Elite politik terus bermanuver untuk mencari sosok calon presiden dan calon wakil presiden untuk Pemilu 19 April 2019. Berita manuver itu memenuhi media.

Hampir tiap hari media massa baik koran, televisi, maupun online memberitakan manuver politik elite partai politik. Pembentukan poros politik ketiga dengan harapan bisa mengajukan calon presiden terus diupayakan meski kemungkinannya kian mengecil. Partai saling tekan agar cawapres berasal dari partai mereka. Namun, yang terlupakan dari manuver dan diskusi elite itu adalah siapa yang membiayai pencalonan, kampanye, hingga pelaksanaan Pemilu 2019. Biaya itu besar. Seorang pemimpin partai pernah menyebut bahwa dalam pencalonan presiden tidak hanya menuntut integritas, kapabilitas, akseptabilitas dari calon, tetapi juga isi tas alias dukungan logistik dana.

Di era politik yang sangat transaksional seperti sekarang ini, seorang pejabat tinggi menyebut untuk memenangi pertarungan gubernur ada yang mengeluarkan biaya hingga Rp 1,4 triliun. Bahkan, untuk meraih kursi DPR pada Pemilu 2014, ada caleg yang harus merogoh biaya sampai Rp 40 miliar.

Pemilu 2019 merupakan pemilu dengan kompleksitas persoalan tinggi. Dengan sistem pemilu serentak, menurut Ketua KPU Arief Budiman, terdapat sekitar 20.000 kursi DPR dan DPRD. Jumlah itu akan diperebutkan sekitar 300.000 calon anggota legislatif.

Dengan pemilu lima kotak, pemilu presiden, DPR, DPRD provinsi, DPRD kabupaten-kota, serta penghitungan suara caleg yang memperoleh suara akan memakan waktu lama. Dengan simulasi satu TPS terdiri dari 300 pemilih, waktu yang dibutuhkan di TPS akan memakan waktu sekitar 19 jam jika semuanya berjalan mulus dan lancar. Biaya yang telah dialokasikan KPU untuk pemilu serentak adalah Rp 16 triliun jika tidak ada putaran kedua pemilu presiden.

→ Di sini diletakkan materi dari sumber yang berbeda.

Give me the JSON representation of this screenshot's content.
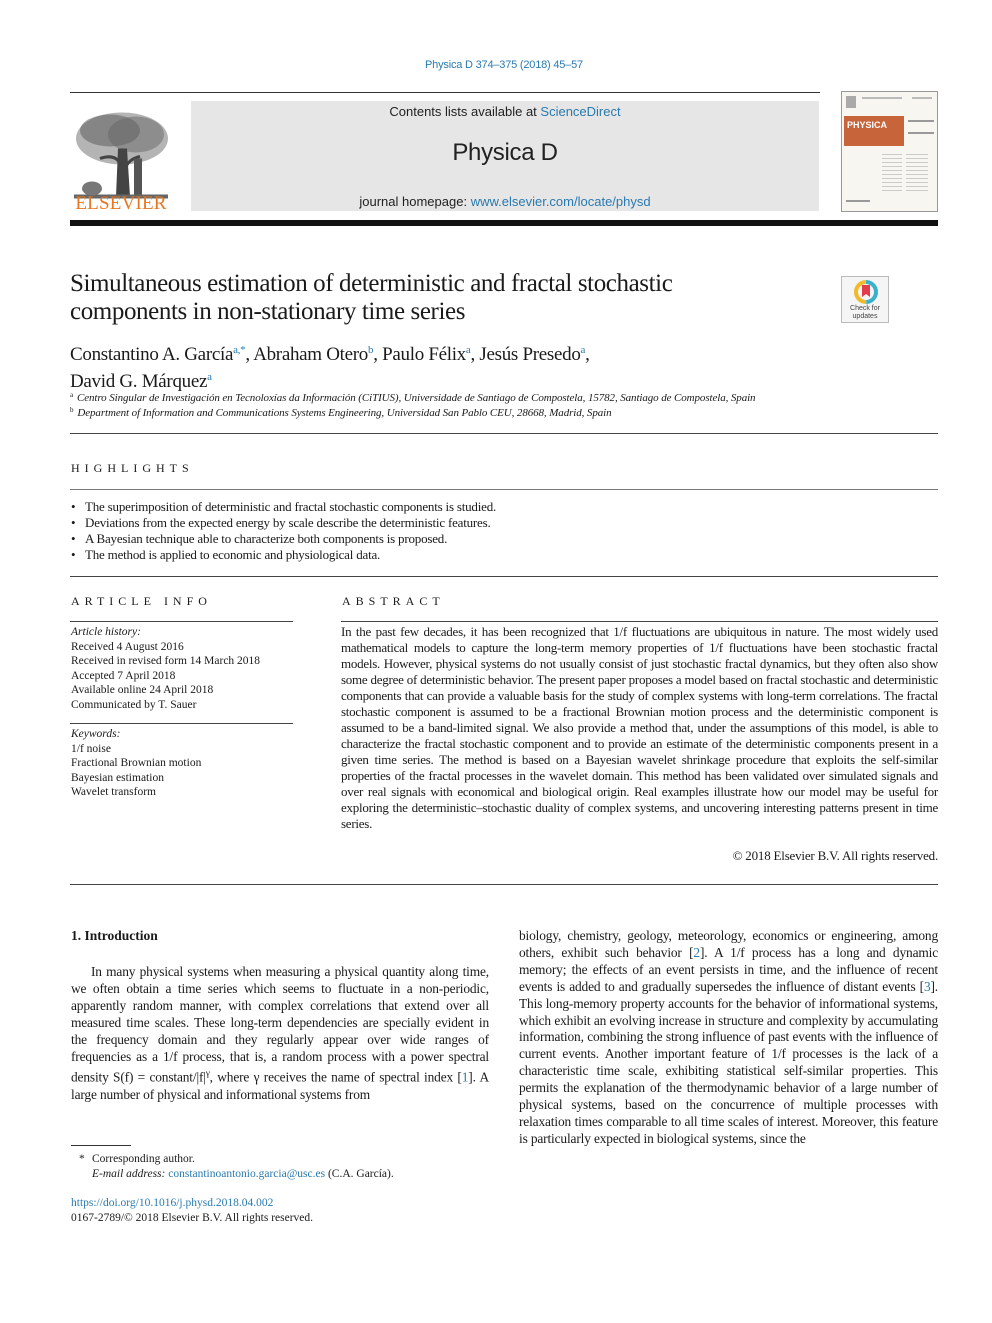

Sebanyak 11.791 TPS akan dibangun. Ini akan berkonsekuensi pada biaya. Jumlah ini meningkat dari 8.354 TPS pada Pemilu 2014. Ketika TPS dibangun, tentunya butuh persiapan saksi dari masing-masing partai politik. Dengan proses penghitungan suara sampai 19 jam, paling tidak satu partai politik harus menyediakan dua atau tiga saksi yang memantau secara bergiliran. Mobilisasi saksi membutuhkan biaya.

Kita angkat masalah ini sebagai wacana terlupakan agar elite politik juga ikut memikirkan kompleksitas persoalan pemilu termasuk besarnya biaya yang harus dikeluarkan. Dengan sistem pemilu yang mahal, pertanyaan yang kemudian muncul, dari mana dana itu akan diperoleh dan bagaimana dana itu akan dikembalikan setelah mereka meraih kekuasaan.

Apakah realitas ini yang menjelaskan begitu banyaknya anggota legislatif yang menjadi "pasien" KPK. Ke depan, rasanya pemikiran tentang sistem pemilu, termasuk e-voting, perlu dipikirkan secara bersama. Kita menangkap detail pelaksanaan pemilu itu tak terlalu dihiraukan oleh pimpinan partai politik. Adanya partai politik yang berkas pencalonan legislatifnya dikembalikan KPU paling tidak menandakan bagaimana pengelolaan partai politik yang masih butuh pembenahan total.